The other day I was looking at some old pictures of my dad and some uncles during their days of stock car racing. And I started to remember old stories about some of the tracks we had in the area. For many years, Timmins was a hotbed of stock car racing. But the last 10 or so years we have become bereft of such.

The first track I can recall and have pictures of was Hillcrest Speedway on what is now Jaguar . As its name implies, it was in the area where the road rises up. For many years you could see the old outline of the track as you were getting ready to land at the Victor M. Power Airport. I don't know if you still can see it today. I checked Google Earth and it appears as it is well grown in.

In the early ‘80s there was a beautiful track on Laforest Road. I went to an event where they were running “Champ Cars” — small indy-style cars powered by snowmobile motors. The well-groomed track was shortlived as I believe noise may have been an issue.

Up until a few years ago there was Bristol Speedway just out on Highway 101 on the left past Mallette Road. It is still easily visible on Google Earth.

As far back as the 1930s there was apparently a track called the Cyanide Grounds where the Hollinger Ball Park stands. It had some motorcycle racing and some car races way back in the day. Many people still remember the huge snowmobile races held on the running track at the Hollinger as well.

There was another track on the east side of Highway 655 in the ‘70s that was originally built for snowmobiles and dirtbikes and slated for stock cars I believe as well. It didn't last too long, but I remember getting laps in there as a 13-year-old on my sled before it closed.

Riverside Speedway was a going concern in the early ‘80s and provided some good racing for years. It was down at the end of Norman Street. Apparently that site was also a home to the Lion's Club Speedway in the 1950s.

I know my Dad and his buddies built a track for high performance go karts called Cook's Lake Cartway in the late ‘50s or early ‘60s. I have pictures of that and can only assume it was in the Cook’s Lake area.

I am not sure where but there was also a kart track down Pine South that may have been big enough for stock cars. My uncles told me about it when reminiscing about their old racing days.
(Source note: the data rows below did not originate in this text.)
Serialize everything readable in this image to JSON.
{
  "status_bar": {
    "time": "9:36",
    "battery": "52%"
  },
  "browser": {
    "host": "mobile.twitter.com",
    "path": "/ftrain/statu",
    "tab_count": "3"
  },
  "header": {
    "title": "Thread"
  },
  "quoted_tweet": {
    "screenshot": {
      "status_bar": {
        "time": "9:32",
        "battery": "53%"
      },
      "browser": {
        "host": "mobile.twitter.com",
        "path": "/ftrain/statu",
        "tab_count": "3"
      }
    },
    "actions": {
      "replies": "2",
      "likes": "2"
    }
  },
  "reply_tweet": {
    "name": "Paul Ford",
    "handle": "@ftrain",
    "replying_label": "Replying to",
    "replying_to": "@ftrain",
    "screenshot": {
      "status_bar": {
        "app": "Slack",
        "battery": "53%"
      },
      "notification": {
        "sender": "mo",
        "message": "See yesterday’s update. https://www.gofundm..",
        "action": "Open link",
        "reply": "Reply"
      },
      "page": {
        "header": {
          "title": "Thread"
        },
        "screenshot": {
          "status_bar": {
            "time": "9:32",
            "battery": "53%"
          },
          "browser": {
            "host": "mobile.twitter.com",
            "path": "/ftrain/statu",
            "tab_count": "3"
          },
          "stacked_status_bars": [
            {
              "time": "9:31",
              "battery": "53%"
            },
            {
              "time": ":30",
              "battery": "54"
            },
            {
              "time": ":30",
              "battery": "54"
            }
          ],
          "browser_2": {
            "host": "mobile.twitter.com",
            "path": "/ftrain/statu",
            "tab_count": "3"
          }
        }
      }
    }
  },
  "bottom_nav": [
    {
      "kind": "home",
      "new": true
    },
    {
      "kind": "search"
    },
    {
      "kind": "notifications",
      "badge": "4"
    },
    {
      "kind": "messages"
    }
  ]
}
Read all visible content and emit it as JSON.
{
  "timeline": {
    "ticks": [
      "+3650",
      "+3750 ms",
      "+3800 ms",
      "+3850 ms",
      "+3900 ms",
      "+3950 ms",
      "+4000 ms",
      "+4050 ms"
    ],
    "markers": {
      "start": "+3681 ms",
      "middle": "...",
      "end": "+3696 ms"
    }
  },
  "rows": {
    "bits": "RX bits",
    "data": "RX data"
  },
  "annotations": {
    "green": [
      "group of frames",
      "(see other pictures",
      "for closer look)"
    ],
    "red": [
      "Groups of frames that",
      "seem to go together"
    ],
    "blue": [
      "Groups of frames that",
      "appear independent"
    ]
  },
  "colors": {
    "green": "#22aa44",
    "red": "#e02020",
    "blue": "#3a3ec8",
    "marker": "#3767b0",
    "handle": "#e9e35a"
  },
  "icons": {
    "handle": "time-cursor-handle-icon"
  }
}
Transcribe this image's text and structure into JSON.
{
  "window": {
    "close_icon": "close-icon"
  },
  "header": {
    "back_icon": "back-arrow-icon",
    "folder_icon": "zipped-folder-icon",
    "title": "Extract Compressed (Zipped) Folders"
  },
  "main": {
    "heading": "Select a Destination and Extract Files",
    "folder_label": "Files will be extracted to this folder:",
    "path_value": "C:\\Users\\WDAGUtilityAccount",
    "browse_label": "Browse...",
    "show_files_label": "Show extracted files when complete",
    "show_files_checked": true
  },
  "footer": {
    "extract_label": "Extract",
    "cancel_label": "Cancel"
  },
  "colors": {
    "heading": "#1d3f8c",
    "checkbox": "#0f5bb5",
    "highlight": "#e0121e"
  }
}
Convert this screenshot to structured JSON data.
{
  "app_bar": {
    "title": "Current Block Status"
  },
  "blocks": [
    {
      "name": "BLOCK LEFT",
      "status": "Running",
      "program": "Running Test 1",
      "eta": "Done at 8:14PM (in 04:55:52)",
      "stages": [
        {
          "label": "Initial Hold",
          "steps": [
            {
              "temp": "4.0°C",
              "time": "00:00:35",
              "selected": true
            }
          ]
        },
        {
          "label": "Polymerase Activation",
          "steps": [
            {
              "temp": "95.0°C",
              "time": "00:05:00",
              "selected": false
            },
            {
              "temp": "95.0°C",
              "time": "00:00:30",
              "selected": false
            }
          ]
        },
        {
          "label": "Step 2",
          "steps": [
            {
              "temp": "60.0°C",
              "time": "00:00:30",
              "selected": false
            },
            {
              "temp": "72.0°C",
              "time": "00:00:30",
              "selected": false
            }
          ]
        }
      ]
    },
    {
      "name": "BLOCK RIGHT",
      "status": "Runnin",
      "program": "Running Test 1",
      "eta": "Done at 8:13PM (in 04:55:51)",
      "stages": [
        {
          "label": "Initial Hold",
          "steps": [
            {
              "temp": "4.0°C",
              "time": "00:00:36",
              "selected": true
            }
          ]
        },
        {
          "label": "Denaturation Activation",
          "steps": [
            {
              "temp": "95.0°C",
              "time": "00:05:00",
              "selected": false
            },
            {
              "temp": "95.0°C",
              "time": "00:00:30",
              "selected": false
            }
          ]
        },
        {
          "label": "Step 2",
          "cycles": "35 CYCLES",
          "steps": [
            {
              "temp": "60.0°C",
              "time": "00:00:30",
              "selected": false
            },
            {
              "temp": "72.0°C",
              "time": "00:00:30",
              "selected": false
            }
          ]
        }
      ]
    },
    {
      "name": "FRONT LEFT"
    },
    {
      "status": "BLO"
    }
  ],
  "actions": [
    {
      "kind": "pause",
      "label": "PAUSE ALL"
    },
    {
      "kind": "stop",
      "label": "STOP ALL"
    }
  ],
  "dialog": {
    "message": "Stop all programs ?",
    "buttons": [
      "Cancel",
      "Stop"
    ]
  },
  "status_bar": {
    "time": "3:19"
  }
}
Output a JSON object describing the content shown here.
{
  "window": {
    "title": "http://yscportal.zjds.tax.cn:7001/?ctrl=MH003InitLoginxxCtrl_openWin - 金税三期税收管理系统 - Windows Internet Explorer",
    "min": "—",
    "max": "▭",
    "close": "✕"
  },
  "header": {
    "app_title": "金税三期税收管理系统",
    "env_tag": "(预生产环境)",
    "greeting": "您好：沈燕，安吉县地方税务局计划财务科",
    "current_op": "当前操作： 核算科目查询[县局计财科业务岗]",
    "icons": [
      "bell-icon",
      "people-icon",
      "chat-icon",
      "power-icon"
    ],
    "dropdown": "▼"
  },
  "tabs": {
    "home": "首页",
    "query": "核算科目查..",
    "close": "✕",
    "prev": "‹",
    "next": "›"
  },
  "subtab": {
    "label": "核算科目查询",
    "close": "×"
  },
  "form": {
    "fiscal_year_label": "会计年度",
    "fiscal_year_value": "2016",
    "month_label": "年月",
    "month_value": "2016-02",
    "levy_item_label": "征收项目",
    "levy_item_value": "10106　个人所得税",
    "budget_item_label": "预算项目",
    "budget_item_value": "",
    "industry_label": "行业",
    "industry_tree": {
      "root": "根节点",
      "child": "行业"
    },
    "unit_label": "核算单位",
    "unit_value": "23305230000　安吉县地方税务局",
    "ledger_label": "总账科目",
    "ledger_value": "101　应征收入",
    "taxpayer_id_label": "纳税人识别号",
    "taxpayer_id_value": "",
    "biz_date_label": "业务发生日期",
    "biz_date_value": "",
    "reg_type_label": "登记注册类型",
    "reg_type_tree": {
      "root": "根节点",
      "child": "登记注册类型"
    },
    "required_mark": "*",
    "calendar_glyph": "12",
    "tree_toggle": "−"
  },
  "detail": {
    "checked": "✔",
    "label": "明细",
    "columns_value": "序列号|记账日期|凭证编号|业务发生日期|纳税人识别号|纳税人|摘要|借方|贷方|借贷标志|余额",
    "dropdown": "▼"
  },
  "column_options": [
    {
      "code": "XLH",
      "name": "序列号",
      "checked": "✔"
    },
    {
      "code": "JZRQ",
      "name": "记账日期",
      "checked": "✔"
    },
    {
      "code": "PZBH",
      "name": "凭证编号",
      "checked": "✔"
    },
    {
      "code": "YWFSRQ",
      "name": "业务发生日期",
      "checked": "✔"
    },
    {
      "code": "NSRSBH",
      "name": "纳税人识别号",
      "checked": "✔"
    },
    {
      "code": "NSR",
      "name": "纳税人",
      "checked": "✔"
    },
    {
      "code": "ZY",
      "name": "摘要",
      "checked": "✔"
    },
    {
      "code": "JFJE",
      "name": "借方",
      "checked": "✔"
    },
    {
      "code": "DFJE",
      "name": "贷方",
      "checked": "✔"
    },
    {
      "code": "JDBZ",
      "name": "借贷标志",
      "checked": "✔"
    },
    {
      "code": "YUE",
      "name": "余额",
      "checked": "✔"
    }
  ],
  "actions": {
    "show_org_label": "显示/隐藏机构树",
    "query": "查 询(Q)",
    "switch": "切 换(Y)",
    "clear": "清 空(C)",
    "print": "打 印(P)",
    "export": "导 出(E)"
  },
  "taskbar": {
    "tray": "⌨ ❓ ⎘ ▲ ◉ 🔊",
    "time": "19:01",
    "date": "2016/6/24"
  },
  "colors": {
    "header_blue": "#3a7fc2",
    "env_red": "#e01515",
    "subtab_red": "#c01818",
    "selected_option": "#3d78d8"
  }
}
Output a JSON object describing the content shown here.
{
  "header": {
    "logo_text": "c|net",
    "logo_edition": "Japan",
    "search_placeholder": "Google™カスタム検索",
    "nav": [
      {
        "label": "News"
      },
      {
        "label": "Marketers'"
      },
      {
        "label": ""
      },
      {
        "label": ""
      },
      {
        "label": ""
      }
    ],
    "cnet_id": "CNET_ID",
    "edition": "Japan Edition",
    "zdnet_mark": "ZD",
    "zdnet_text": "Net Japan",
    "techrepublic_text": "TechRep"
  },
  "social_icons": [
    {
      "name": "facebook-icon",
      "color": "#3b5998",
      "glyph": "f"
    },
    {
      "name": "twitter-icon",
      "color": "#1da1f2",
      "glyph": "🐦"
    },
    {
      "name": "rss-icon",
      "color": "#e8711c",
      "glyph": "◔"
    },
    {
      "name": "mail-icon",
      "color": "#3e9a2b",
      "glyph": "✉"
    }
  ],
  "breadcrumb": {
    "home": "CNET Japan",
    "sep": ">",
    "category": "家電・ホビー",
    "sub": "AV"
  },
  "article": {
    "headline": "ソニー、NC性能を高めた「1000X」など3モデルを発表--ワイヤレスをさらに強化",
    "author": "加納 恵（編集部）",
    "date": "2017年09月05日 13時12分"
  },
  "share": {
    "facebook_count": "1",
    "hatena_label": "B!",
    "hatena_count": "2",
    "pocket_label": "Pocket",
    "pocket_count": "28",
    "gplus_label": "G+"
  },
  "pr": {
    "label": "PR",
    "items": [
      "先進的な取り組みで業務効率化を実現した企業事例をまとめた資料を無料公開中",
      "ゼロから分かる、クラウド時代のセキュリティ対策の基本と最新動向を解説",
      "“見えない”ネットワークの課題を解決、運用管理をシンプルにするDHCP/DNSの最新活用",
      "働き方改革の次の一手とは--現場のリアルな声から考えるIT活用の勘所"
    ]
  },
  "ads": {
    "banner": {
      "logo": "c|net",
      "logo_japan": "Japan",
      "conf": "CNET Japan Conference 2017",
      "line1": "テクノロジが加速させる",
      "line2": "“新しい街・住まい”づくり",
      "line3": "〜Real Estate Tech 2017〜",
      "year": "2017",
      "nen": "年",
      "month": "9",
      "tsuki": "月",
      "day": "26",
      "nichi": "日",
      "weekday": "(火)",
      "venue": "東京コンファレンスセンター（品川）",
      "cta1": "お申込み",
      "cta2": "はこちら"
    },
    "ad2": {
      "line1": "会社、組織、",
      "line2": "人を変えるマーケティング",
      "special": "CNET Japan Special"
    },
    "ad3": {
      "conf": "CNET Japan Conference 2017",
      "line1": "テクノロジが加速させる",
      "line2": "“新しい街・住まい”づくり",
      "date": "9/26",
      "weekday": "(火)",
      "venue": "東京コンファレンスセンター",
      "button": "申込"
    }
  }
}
And last but not least, the one I spent the most time at and remember the most is Frenchy Cloutier's Timmins Raceway Park. With its modern amenities and well-laid-out track, it ran from the mid-’90s for a few years.

There were probably more dirt oval tracks built over the years in the Timmins area. But these are the only ones I have info on.

With the passing of the beloved Vic Power many have related stories about him. I knew Vic for many years and was always dumbfounded by his amazing ability to remember everybody's name and his powerful sense of recollection.

One story I fondly recall about Mr. Power was a story he told me about my Uncle John at his wake. Mr. Power knew I was going to do the eulogy the next day and shared an example with me of my uncle's strong commitment to his faith and his determination. I would tell that story the next day and the amazing part is that none of us Mulryans had ever heard that beautiful tale until Vic told it to me.I am forever thankful for him sharing that with me and our family.

Mr. Power had a way of making everyone he talked to feel they were very important and feel good about themselves. Only a very few, special people can do that. And one of them was Vic.

Our deepest condolences to his family.